What is Easter protocol? Is it acceptable to send gifts? If so, what sort of items can you give? The short answer is yes, of course you may send gifts to your loved ones. Here are a few ideas:
Decorations for the home
Some people like to decorate their homes for Easter, perhaps with fluffy yellow chicks and pastel-pink tulips, or by generously sprinkling egg-shaped goodies around the home. Ergo, a pretty decoration might be a nice idea for a gift. Choose between an Easter wreath or painted wooden eggs that can be strung up with ribbons. In fact, anything egg or chicken-shaped is sure to be a winner - such as funky egg cups or a chick-shaped mug; there are lots of things to choose from.
Sales of greetings cards are dwindling overall, just ask purveyors of Christmas cards. However, at this time of year, the shop shelves will be crammed with Easter cards, mostly emblazoned in yellow and green springtime scenes. Easter, being a time of renewal, is a nice time to wish people happiness for the future - a happy sentiment and perfect to put in a card. They're also really easy to post!
Hot cross buns and simnel cakes are traditional Easter foods, each possessing religious symbolism while being extremely delicious. It's possible to buy such delights as part of an Easter hamper or simply to mail your own, though they would require some comprehensive packaging to prevent any squishing. If sending baked goods, it might be a good idea to take them over yourself, as you cannot always send perishable goods via post/courier.

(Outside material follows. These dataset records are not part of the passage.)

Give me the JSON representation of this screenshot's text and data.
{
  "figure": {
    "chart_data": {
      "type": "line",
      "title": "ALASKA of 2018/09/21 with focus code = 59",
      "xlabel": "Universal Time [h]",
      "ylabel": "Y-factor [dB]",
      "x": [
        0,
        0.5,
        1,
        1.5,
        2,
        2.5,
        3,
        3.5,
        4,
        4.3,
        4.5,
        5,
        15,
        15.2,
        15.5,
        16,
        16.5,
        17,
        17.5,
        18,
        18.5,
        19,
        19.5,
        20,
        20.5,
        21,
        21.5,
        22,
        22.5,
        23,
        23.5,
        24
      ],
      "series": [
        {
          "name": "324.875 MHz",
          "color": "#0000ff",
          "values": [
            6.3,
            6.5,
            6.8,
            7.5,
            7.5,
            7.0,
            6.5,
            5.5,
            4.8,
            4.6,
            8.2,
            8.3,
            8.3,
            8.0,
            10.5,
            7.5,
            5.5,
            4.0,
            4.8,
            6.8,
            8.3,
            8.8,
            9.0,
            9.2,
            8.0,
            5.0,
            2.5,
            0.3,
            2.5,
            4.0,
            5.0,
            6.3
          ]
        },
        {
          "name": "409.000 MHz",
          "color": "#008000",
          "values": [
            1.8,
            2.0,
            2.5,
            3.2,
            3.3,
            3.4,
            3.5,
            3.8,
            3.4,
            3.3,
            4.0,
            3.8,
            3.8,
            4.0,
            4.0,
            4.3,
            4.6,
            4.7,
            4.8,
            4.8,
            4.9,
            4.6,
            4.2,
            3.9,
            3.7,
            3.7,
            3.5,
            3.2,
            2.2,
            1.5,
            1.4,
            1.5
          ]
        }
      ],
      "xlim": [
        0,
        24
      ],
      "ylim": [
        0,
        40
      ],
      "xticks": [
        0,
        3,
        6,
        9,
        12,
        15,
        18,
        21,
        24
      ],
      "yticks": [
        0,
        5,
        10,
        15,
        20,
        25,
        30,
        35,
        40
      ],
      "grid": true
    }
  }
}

Naturally, the egg signifies resurrection. While Easter eggs might once have been simple, decorated bird's eggs, they are now more often extravagant, decadent chocolate varieties. Some families will spend Easter Saturday painting eggs - a delicate and precarious practice. However, most people simply enjoy eating them on Easter Sunday, indicating the end of the Lenten fasting. Easter eggs are very fragile; so make sure your treat does not get damaged en route!
Should you send an Easter gift? It's entirely up to you, but it's bound to be warmly received. Just make sure it gets there unbroken!